Lentils

It’s interesting to notice how hard it is to think without thinking morally. I suppose it can be done, but one would have to be ruthlessly, dedicatedly, vigilantly selfish and solipsistic. Psychopaths can do that, by definition, but it must be very difficult for everyone else. (Autistic people are another exception but autism is a disability, so that’s a separate issue.) We think with our emotions, as Antonio Damasio has helped to make even clearer than it was before; most of our emotions are related to attraction or aversion; once we become aware, at about age 4, that other people have minds just as we do, we understand that other people have likes and dislikes just as we do. This means that we start to learn very early in life that which we need to know in order to think morally. It is possible to avoid or delay or enfeeble this learning process – but it’s not easy. If our parents and siblings don’t teach us, then other people do, sooner or later. We have to be very dense not to understand that if we hurt people, they don’t like it, and we have to be very callous not to eventually get to the thought that we ought not to do things to people that they don’t like.
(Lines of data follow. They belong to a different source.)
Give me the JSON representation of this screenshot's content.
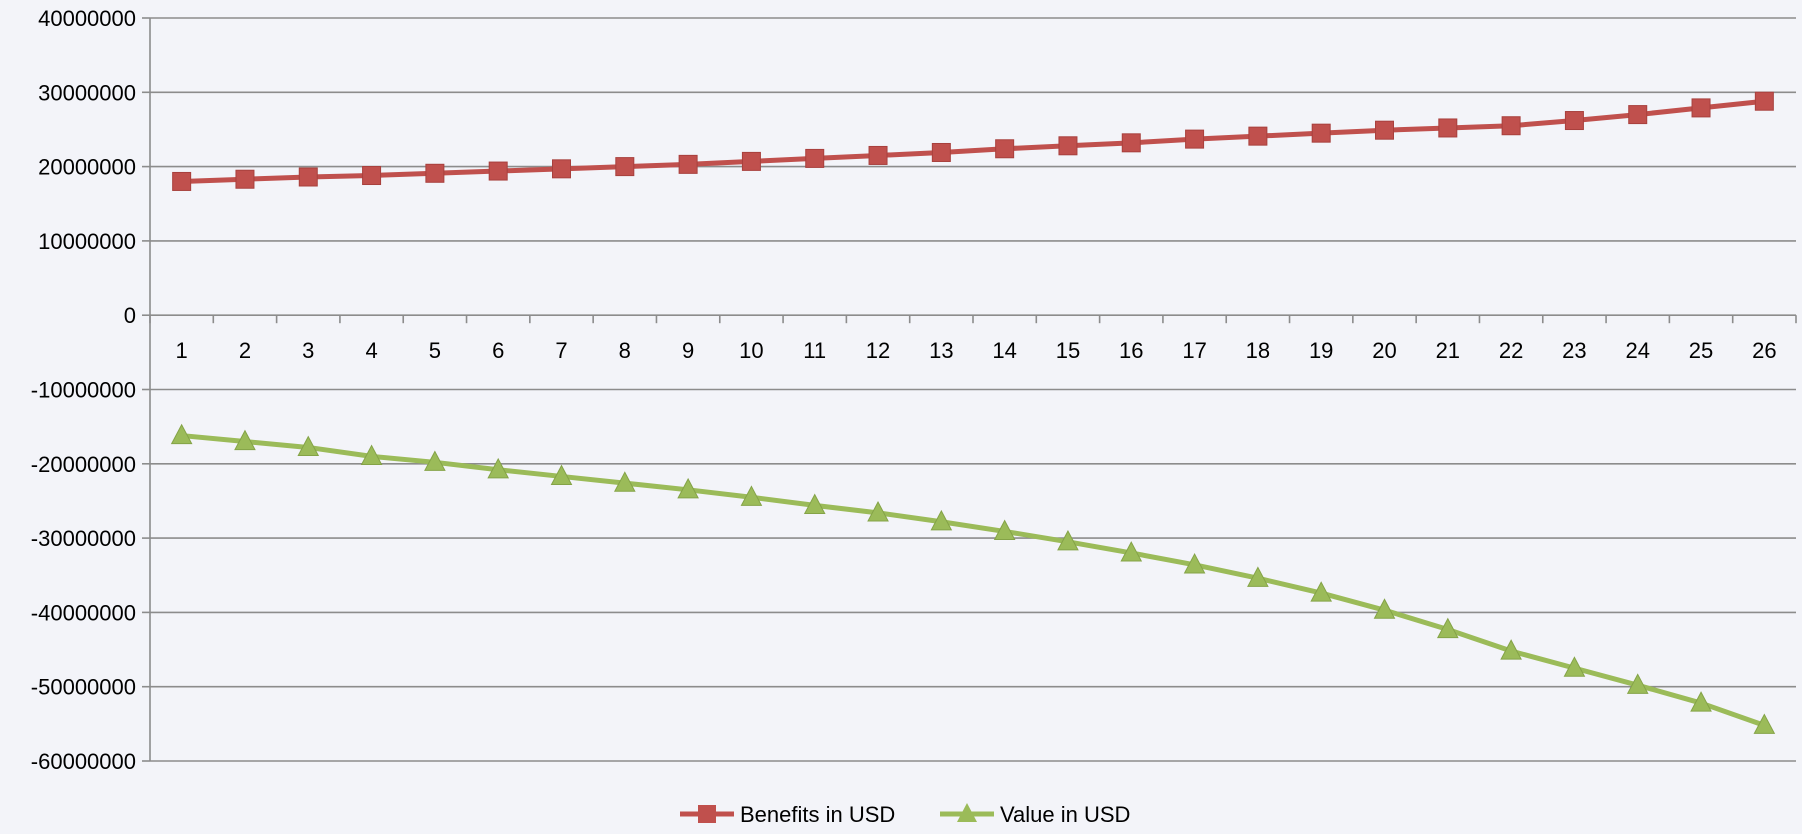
{
  "chart_data": {
    "type": "line",
    "title": "",
    "xlabel": "",
    "ylabel": "",
    "categories": [
      "1",
      "2",
      "3",
      "4",
      "5",
      "6",
      "7",
      "8",
      "9",
      "10",
      "11",
      "12",
      "13",
      "14",
      "15",
      "16",
      "17",
      "18",
      "19",
      "20",
      "21",
      "22",
      "23",
      "24",
      "25",
      "26"
    ],
    "ylim": [
      -60000000,
      40000000
    ],
    "y_ticks": [
      40000000,
      30000000,
      20000000,
      10000000,
      0,
      -10000000,
      -20000000,
      -30000000,
      -40000000,
      -50000000,
      -60000000
    ],
    "y_tick_labels": [
      "40000000",
      "30000000",
      "20000000",
      "10000000",
      "0",
      "-10000000",
      "-20000000",
      "-30000000",
      "-40000000",
      "-50000000",
      "-60000000"
    ],
    "grid": true,
    "legend_position": "bottom",
    "series": [
      {
        "name": "Benefits in USD",
        "color": "#c0504d",
        "marker": "square",
        "values": [
          18000000,
          18300000,
          18600000,
          18800000,
          19100000,
          19400000,
          19700000,
          20000000,
          20300000,
          20700000,
          21100000,
          21500000,
          21900000,
          22400000,
          22800000,
          23200000,
          23700000,
          24100000,
          24500000,
          24900000,
          25200000,
          25500000,
          26200000,
          27000000,
          27900000,
          28800000
        ]
      },
      {
        "name": "Value  in USD",
        "color": "#9bbb59",
        "marker": "triangle",
        "values": [
          -16200000,
          -17000000,
          -17800000,
          -19000000,
          -19800000,
          -20800000,
          -21700000,
          -22600000,
          -23500000,
          -24500000,
          -25600000,
          -26600000,
          -27800000,
          -29100000,
          -30500000,
          -32000000,
          -33600000,
          -35400000,
          -37400000,
          -39700000,
          -42300000,
          -45200000,
          -47500000,
          -49800000,
          -52200000,
          -55200000
        ]
      }
    ]
  }
}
Of course, after that there is the challenging and stimulating process of rationalizing our desires to hurt or damage or hinder people. It’s hard to be entirely solipsistic, but it’s easy to come up with reasons to explain why certain people must be subordinated or exploited or enslaved or raped or tortured or killed or all those. One quick and easy method is just to invoke a deity – ‘God says so.’ Custom, tradition, our people, the tribe, the nation can serve the same purpose. Secular liberals who oppose subordination and slavery and torture don’t have it so easy – we have to come up with something better than a one or two word label for our moral reasons. This takes awhile, and a number of words; this fact often leads observers to think that secular liberals have a weaker case than theists and traditionalists do. That’s wrong. Theists and traditionalists are the ones who have the weaker case; ‘God says so’ and ‘we have always done it this way’ are worthless reasons for doing anything. But fortunately we are not cats or wolves; we can decide to eat lentils instead of animals and we can spend time and words explaining why cruelty is bad.